The rate of improvement is often more important than the current absolute ability. If you meet someone three times in three months and notice detectable improvement each time, pay serious attention—particularly with younger founders, who can improve extremely quickly.

On identifying future greatness in founders

The main question Altman asks himself when meeting a founder is whether he'd work for that person. The second is whether he can imagine them taking over their industry.

Founder evaluation heuristics

Limit yourself to opportunities that could be $10 billion companies if they work. The power law is that powerful—the failures don't matter much, the small successes don't matter much, and the giant returns are where everything happens.

On portfolio construction and the power law

Most investors are obsessed with the current size of a market instead of how big it will be in ten years. That asymmetry is an opportunity you can exploit.

On market sizing

Altman has almost never made money investing in founders who don't respond quickly to important emails.

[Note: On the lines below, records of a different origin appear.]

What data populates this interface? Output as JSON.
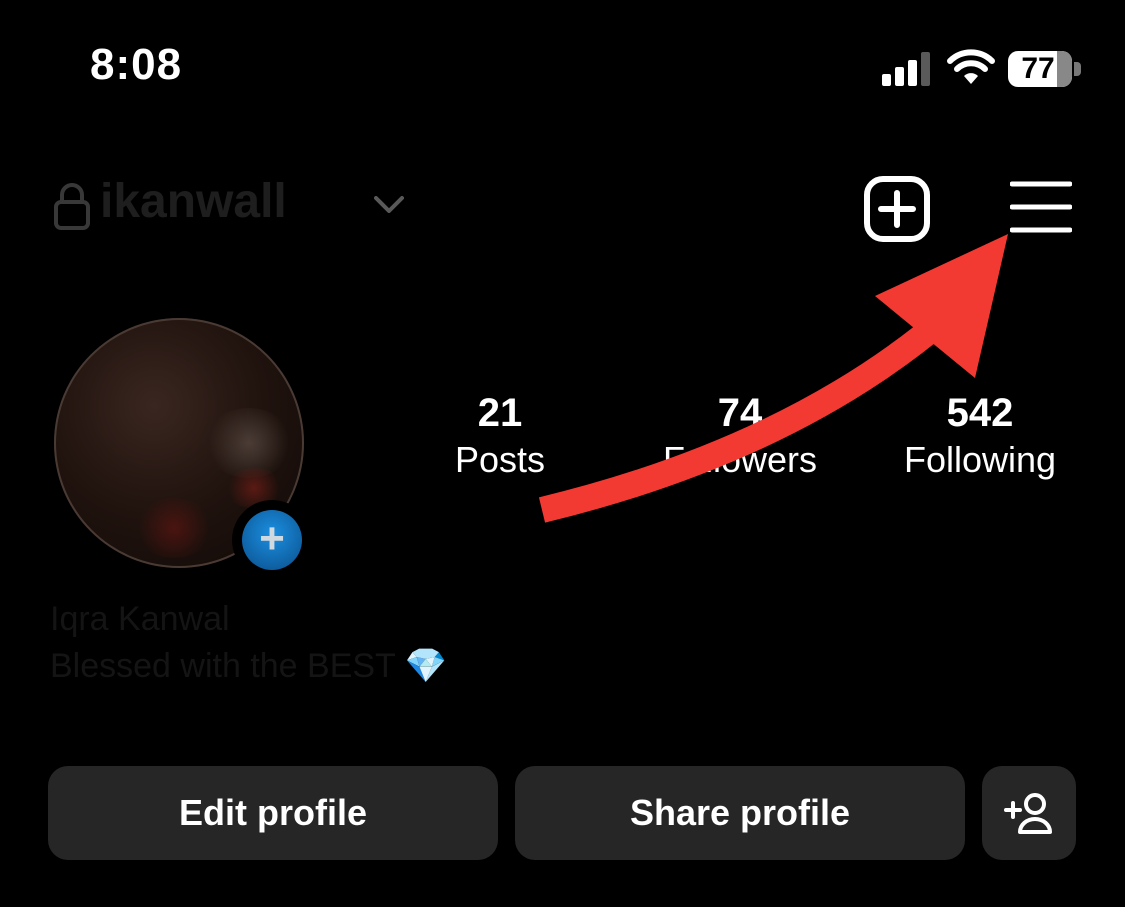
{
  "status_bar": {
    "time": "8:08",
    "battery": "77",
    "battery_level": 0.77
  },
  "header": {
    "username": "ikanwall",
    "icons": [
      "lock-icon",
      "chevron-down-icon",
      "new-post-icon",
      "menu-icon"
    ]
  },
  "profile": {
    "stats": [
      {
        "value": "21",
        "label": "Posts"
      },
      {
        "value": "74",
        "label": "Followers"
      },
      {
        "value": "542",
        "label": "Following"
      }
    ],
    "full_name": "Iqra Kanwal",
    "bio": "Blessed with the BEST",
    "bio_emoji": "💎"
  },
  "buttons": {
    "edit_profile": "Edit profile",
    "share_profile": "Share profile",
    "add_user_icon": "add-person-icon"
  },
  "colors": {
    "background": "#000000",
    "button_bg": "#262626",
    "annotation_arrow": "#f23a33",
    "avatar_badge": "#1b8fe0"
  }
}
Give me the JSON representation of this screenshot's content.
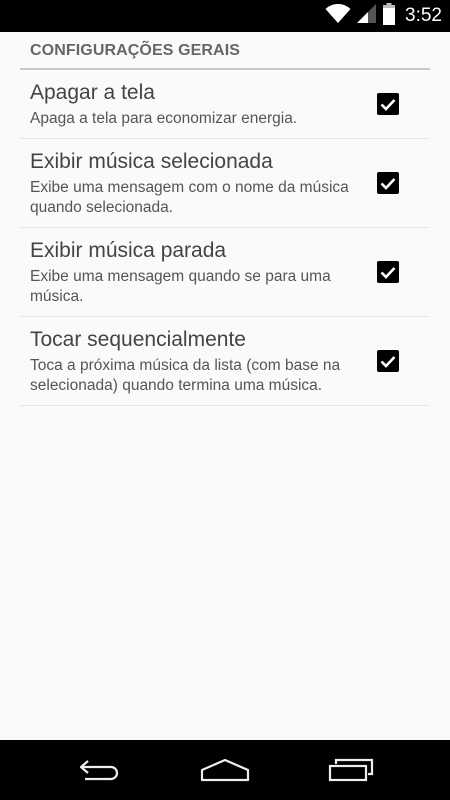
{
  "status_bar": {
    "time": "3:52",
    "icons": [
      "wifi-icon",
      "signal-icon",
      "battery-icon"
    ]
  },
  "settings": {
    "section_title": "CONFIGURAÇÕES GERAIS",
    "items": [
      {
        "title": "Apagar a tela",
        "summary": "Apaga a tela para economizar energia.",
        "checked": true
      },
      {
        "title": "Exibir música selecionada",
        "summary": "Exibe uma mensagem com o nome da música quando selecionada.",
        "checked": true
      },
      {
        "title": "Exibir música parada",
        "summary": "Exibe uma mensagem quando se para uma música.",
        "checked": true
      },
      {
        "title": "Tocar sequencialmente",
        "summary": "Toca a próxima música da lista (com base na selecionada) quando termina uma música.",
        "checked": true
      }
    ]
  },
  "nav_bar": {
    "buttons": [
      "back-icon",
      "home-icon",
      "recents-icon"
    ]
  },
  "colors": {
    "background": "#fafafa",
    "bars": "#000000",
    "title_text": "#444444",
    "summary_text": "#555555",
    "divider": "#c8c8c8"
  }
}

People tend to be either slow movers or fast movers, and that seems hard to change.

On the predictive power of speed

The chronic investing mistake hardest to correct: bad founders sometimes have good ideas, and investing in them is a trap. The second biggest chronic mistake is chasing investments primarily because other investors like them.

Altman's own recurring errors

Founders have a sixth sense for who will treat them like a peer versus a boss. If they're good, they know you're failing an intelligence test if you act like their boss.

On winning competitive deals

The most important way to help founders is to get them to be more ambitious. Help them set goals they can just barely hit—momentum is self-reinforcing, and most people set goals just out of reach, which is demotivating.